# How do you find the axis of symmetry and vertex point of the function: y= -x^2-4x+5?

Oct 20, 2015

The axis of symmetry is $x = - 2$.
The vertex is $\left(- 2 , 9\right)$.

#### Explanation:

$y = - {x}^{2} - 4 x + 5$ is a quadratic equation in the form $y = a x + b x + c$, where $a = - 1 , b = - 4 , \mathmr{and} c = 5$.

Axis of Symmetry
An imaginary vertical line that divides the parabola into two equal halves. The formula for determining the axis of symmetry is $x = \frac{- b}{2 a}$

$x = \frac{- \left(- 4\right)}{\left(2 \cdot - 1\right)} = \frac{4}{- 2} = - 2$

The axis of symmetry is $x = - 2$

Vertex
The maximum or minimum point of the parabola. Since $a$ is a negative number, this parabola opens downward and the vertex is the maximum point.

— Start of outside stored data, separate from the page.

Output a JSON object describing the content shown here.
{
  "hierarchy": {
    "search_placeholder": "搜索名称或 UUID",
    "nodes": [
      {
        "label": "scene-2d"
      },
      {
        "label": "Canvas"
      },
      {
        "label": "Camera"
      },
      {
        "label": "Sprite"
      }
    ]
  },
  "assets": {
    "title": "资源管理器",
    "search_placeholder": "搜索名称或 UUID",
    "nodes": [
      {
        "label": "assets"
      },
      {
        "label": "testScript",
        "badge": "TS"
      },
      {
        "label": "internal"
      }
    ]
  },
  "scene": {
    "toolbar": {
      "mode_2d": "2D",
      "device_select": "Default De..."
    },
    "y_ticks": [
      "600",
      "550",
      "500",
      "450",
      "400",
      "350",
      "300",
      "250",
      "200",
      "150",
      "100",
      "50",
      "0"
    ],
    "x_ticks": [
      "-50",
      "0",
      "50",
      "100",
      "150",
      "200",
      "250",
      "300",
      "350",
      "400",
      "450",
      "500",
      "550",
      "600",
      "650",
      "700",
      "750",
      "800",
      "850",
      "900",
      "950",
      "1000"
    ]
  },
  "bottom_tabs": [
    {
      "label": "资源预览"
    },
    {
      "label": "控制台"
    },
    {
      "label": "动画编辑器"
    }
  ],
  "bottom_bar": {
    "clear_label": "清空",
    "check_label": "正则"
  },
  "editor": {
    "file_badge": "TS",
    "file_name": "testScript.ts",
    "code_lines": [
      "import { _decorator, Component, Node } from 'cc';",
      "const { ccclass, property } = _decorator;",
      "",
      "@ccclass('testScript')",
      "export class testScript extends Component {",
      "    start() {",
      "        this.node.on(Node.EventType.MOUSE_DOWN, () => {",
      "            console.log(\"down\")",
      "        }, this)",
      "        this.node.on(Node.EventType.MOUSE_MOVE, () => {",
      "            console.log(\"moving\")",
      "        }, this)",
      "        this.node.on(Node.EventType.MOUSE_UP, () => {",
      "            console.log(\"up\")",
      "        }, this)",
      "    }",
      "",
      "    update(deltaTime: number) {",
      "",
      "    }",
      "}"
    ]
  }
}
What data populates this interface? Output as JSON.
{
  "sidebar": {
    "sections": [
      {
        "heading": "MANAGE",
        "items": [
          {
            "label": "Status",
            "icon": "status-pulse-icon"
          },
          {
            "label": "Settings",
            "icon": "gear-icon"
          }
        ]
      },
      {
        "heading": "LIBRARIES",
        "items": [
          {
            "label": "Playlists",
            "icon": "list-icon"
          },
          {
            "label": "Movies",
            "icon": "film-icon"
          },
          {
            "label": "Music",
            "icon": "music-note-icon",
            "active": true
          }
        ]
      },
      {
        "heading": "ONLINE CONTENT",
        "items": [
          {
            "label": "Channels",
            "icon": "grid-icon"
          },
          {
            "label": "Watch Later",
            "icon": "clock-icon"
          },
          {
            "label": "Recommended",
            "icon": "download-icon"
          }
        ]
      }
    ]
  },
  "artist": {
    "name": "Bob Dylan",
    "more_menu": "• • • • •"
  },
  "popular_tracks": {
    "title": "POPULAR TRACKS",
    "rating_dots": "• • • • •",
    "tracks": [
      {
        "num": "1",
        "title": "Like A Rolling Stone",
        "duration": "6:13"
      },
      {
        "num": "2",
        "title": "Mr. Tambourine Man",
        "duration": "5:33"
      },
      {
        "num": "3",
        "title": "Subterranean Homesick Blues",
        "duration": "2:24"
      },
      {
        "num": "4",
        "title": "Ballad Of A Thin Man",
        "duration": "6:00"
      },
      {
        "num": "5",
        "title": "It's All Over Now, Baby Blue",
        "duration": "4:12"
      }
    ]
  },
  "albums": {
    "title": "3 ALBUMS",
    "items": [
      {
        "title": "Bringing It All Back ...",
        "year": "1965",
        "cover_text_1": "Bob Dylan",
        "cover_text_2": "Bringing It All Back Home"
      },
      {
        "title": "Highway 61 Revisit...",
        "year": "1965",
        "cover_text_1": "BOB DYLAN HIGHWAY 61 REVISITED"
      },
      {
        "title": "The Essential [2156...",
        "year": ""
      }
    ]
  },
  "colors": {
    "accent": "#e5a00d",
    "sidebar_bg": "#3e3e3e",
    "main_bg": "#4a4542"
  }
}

The $x$ value for the vertex is the same as the axis of symmetry. To find the $y$ value, substitute $- 2$ for $x$ in the equation. Solve for $y$.

$y = - {x}^{2} - 4 x + 5$

$y = - {\left(- 2\right)}^{2} - 4 \left(- 2\right) + 5 =$

$y = - 4 + 8 + 5 = 9$

The vertex is $\left(- 2 , 9\right)$.

graph{y=-x^2-4x+5 [-14.95, 13.52, -3.76, 10.48]}